The Bush administration has proposed new rules that sanction the ongoing destruction of the landscapes of Appalachia and other coal-rich parts of the country. Rather than reining in the devastation, the rules, presented as “clarifications” of the Surface Mining Control and Reclamation Act, affirm the rights of the mining companies to keep blowing the tops off mountains and dumping the soil and polluted mining wastes into streams.
An Environmental Protection Agency report from 2001 estimates that throughout the country, coal mining has polluted over 9,709 miles of streams. Seven hundred and twenty-four miles of streams were actually buried under mining debris between 1985 and 2001. And, says the report, “…there are over 18,000 miles of abandoned highwalls, 16,326 acres of dangerous piles and embankments, and 874 dangerous impoundments” (translation: many coal town residents live in daily and nightly fear of dams, mudslides and rockslides, and deaths from those causes get little publicity in other parts of the country).

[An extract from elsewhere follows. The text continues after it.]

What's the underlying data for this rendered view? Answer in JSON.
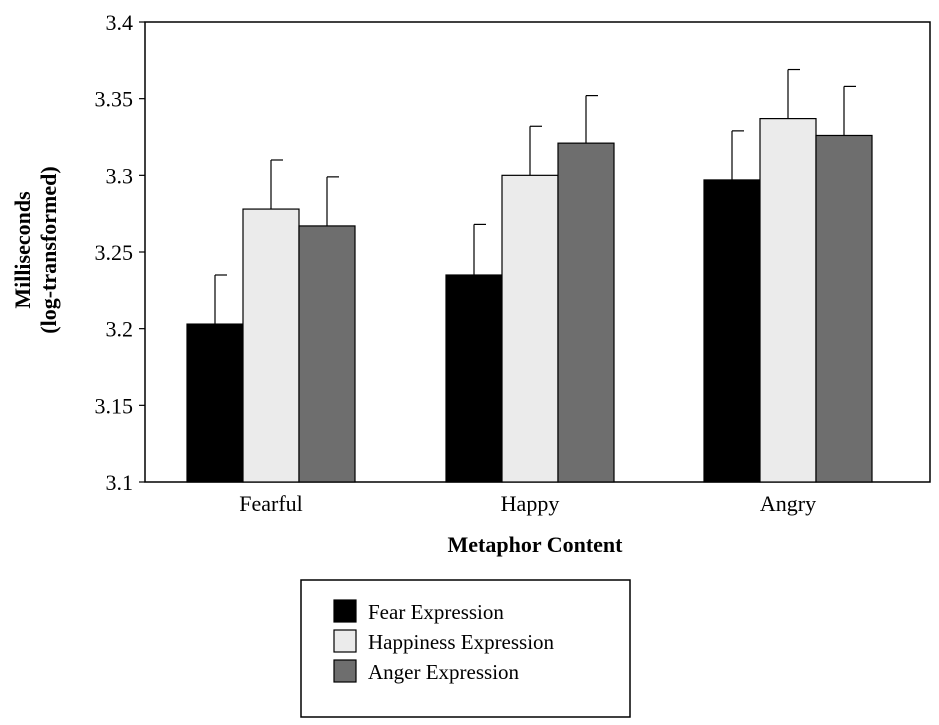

The new rules and even the language they’re written in carry the stamp of the Bush culture. In one of the most circular statements since the Tautologist-in-Chief remarked that more and more of our imports come from overseas, one section states that mining through streams will be exempted from the rule against disturbing land within 100 feet of the water “because it is not possible to maintain an undisturbed buffer around the original waters when mining through a stream…” Analogy: Burglary will now be exempt from the laws against breaking and entering because I can’t rob your house unless I can break into it.
The new rules help answer the question of what was going on behind closed doors when the White House famously refused to disclose who concocted its energy policy. It wasn’t just the oil people. Coal was there and got its payback for $20 million in donations to Bush and other Republicans in the 2000 election cycle. For more on coal and a whole lot of mountaintops now missing in Appalachia, see Robert F. Kennedy, Jr.’s Crimes Against Nature.